為了訓練 LLaVA-o1，研究人員編譯了一個新資料集，其中包含從幾個廣泛使用的 VQA 資料集獲得的約 100,000 個圖像-問題-答案對。該資料集涵蓋了各種任務，從多輪問答到圖表解釋和幾何推理。

The researchers used GPT-4o to generate the detailed four-stage reasoning processes for each example, including the summary, caption, reasoning and conclusion stages.

研究人員使用 GPT-4o 為每個範例產生詳細的四階段推理過程，包括摘要、標題、推理和結論階段。

The researchers then fine-tuned Llama-3.2-11B-Vision-Instruct on this dataset to obtain the final LLaVA-o1 model. The researchers have not released the model but plan to release the dataset, called the LLaVA-o1-100k.

研究人員隨後在此資料集上微調 Llama-3.2-11B-Vision-Instruct，以獲得最終的 LLaVA-o1 模型。研究人員尚未發布該模型，但計劃發布名為 LLaVA-o1-100k 的資料集。

LLaVA-o1 in action

LLaVA-o1 投入使用

The researchers evaluated LLaVA-o1 on several multimodal reasoning benchmarks. Despite being trained on only 100,000 examples, LLaVA-o1 showed significant performance improvements over the base Llama model, with an average benchmark score increase of 6.9%.

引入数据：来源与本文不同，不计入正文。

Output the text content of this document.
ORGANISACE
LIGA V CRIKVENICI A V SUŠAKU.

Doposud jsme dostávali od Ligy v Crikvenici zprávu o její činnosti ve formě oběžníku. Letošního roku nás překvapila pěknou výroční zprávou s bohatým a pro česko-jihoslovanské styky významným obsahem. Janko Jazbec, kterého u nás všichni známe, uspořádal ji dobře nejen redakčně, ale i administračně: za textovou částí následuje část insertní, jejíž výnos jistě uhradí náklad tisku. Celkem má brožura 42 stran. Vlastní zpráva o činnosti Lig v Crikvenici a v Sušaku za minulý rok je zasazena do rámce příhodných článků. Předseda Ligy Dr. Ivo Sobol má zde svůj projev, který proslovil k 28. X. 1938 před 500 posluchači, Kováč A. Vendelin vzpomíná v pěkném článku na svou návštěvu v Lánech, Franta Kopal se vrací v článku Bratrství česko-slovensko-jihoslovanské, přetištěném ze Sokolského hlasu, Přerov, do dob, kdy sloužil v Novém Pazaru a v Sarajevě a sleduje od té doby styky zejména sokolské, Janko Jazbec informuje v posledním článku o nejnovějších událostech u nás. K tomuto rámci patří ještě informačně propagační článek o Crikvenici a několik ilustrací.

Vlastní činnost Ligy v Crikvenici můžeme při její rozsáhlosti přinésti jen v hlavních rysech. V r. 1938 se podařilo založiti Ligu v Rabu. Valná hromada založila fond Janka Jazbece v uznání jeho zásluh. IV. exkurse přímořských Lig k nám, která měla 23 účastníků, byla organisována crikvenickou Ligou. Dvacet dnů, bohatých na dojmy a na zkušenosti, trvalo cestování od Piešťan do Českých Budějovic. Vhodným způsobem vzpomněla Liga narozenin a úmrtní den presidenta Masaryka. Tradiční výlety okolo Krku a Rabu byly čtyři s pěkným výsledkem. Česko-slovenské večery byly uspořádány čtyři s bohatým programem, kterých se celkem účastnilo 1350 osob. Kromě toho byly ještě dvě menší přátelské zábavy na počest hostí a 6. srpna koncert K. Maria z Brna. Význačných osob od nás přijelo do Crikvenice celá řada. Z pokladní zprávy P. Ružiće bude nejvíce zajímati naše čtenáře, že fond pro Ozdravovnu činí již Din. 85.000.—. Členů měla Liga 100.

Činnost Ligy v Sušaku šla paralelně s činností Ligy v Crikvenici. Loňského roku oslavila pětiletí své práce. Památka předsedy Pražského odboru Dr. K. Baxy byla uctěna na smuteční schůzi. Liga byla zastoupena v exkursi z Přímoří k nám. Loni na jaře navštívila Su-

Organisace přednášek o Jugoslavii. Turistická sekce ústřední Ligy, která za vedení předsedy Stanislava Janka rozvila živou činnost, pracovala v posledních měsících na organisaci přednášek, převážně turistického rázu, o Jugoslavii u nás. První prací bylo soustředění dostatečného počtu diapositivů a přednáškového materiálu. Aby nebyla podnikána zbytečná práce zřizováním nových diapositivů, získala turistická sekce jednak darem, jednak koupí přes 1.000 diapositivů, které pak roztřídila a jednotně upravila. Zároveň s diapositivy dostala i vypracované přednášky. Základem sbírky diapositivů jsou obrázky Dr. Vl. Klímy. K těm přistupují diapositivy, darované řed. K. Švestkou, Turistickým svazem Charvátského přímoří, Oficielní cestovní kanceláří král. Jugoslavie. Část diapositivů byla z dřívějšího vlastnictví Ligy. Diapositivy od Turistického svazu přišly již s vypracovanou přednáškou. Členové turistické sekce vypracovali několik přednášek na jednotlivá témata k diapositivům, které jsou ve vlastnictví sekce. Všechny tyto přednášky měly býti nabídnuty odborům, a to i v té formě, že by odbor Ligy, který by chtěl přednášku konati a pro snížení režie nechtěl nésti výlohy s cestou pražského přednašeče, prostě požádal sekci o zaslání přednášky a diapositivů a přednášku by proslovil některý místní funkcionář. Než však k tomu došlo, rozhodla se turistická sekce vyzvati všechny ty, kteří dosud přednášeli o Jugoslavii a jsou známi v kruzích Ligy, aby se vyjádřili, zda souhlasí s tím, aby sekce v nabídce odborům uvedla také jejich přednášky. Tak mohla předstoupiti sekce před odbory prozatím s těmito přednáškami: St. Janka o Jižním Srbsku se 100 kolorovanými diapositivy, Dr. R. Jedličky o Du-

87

研究人員在多個多模態推理基準上評估了 LLaVA-o1。儘管僅接受了 100,000 個範例的訓練，LLaVA-o1 與基礎 Llama 模型相比表現出了顯著的效能改進，平均基準分數提高了 6.9%。

Furthermore, stage-level beam search led to additional performance gains, demonstrating the effectiveness of inference-time scaling. Due to computational resource constraints, the researchers were only able to test the technique with a beam size of 2. They expect even greater improvements with larger beam sizes.

此外，階段級波束搜尋帶來了額外的效能提升，證明了推理時間縮放的有效性。由於計算資源的限制，研究人員只能使用 2 的光束尺寸來測試該技術。

Impressively, LLaVA-o1 outperformed not only other open-source models of the same size or larger but also some closed-

令人印象深刻的是，LLaVA-o1 不僅優於相同尺寸或​​更大的其他開源模型，而且優於一些封閉模型。